Article très bien écrit :)
J'ai hâte de voir les cerisiers cette année

U a dit…

Bonjour,

merci pour ce commentaire sympathique. J'espère que vous profiterez bien des cerisiers au Japon. Je les ai vu fleurir dans le sud de la France dans l'indifférence la plus totale.

Anonyme a dit…

La pâtisserie est vraiment appétissante...

akaieric a dit…

Et c'est encore plus beau en vrai...
C'est vraiment un très bon moment le hanami... si on sait éviter la foule!
J'aimerais bien que cela existe aussi en France...

U a dit…

Je crois que le Hanami ne serait pas vraiment possible en France, à part peut-être dans le sud. Il fait beaucoup trop froid pour faire la fête dehors au moment où les arbres fleurissent.

Anonyme a dit…

Bonjour

je dois me rendre à osaka à la fin du mois
sauriez vous me dire si j'aurais la chance de voir les cericiers en fleur
merci

U a dit…

Bonjour,

comme la presque tous les ans, les cerisiers fleurissent autour du premier avril. La floraison dure une semaine.

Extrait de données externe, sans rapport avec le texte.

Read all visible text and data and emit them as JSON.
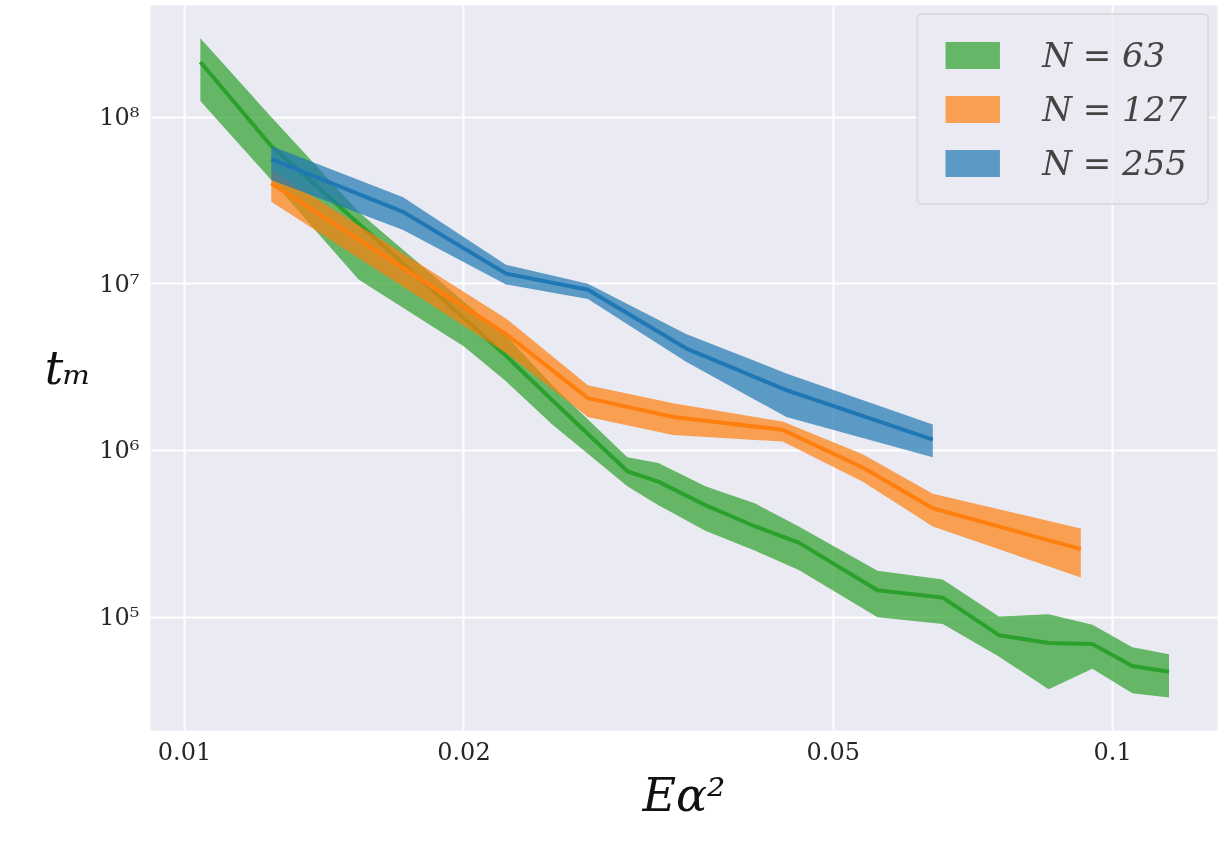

Il vous faudra aller dans les montagnes ou a Hokkaido pour esperer en voir encore a la fin du mois d'avril.

Le site suivant donne les previsions de floraison des cerisiers:

http://weather.yahoo.co.jp/weather/jp/leisure/sakura/

Anonyme a dit…

Je trouve la troisième photo absolument sublime...
Toutes mes félicitations!...

Dommage qu'on ne puisse pas les agrandir.

Bonne continuation pour ces articles tous aussi intéressants les uns que les autres.

U a dit…

Je vous présente mes excuses pour la taille des photographies, due à une contrainte technique.

La troisième photo a été prise sur les bords de la meguro-gawa à Tokyo.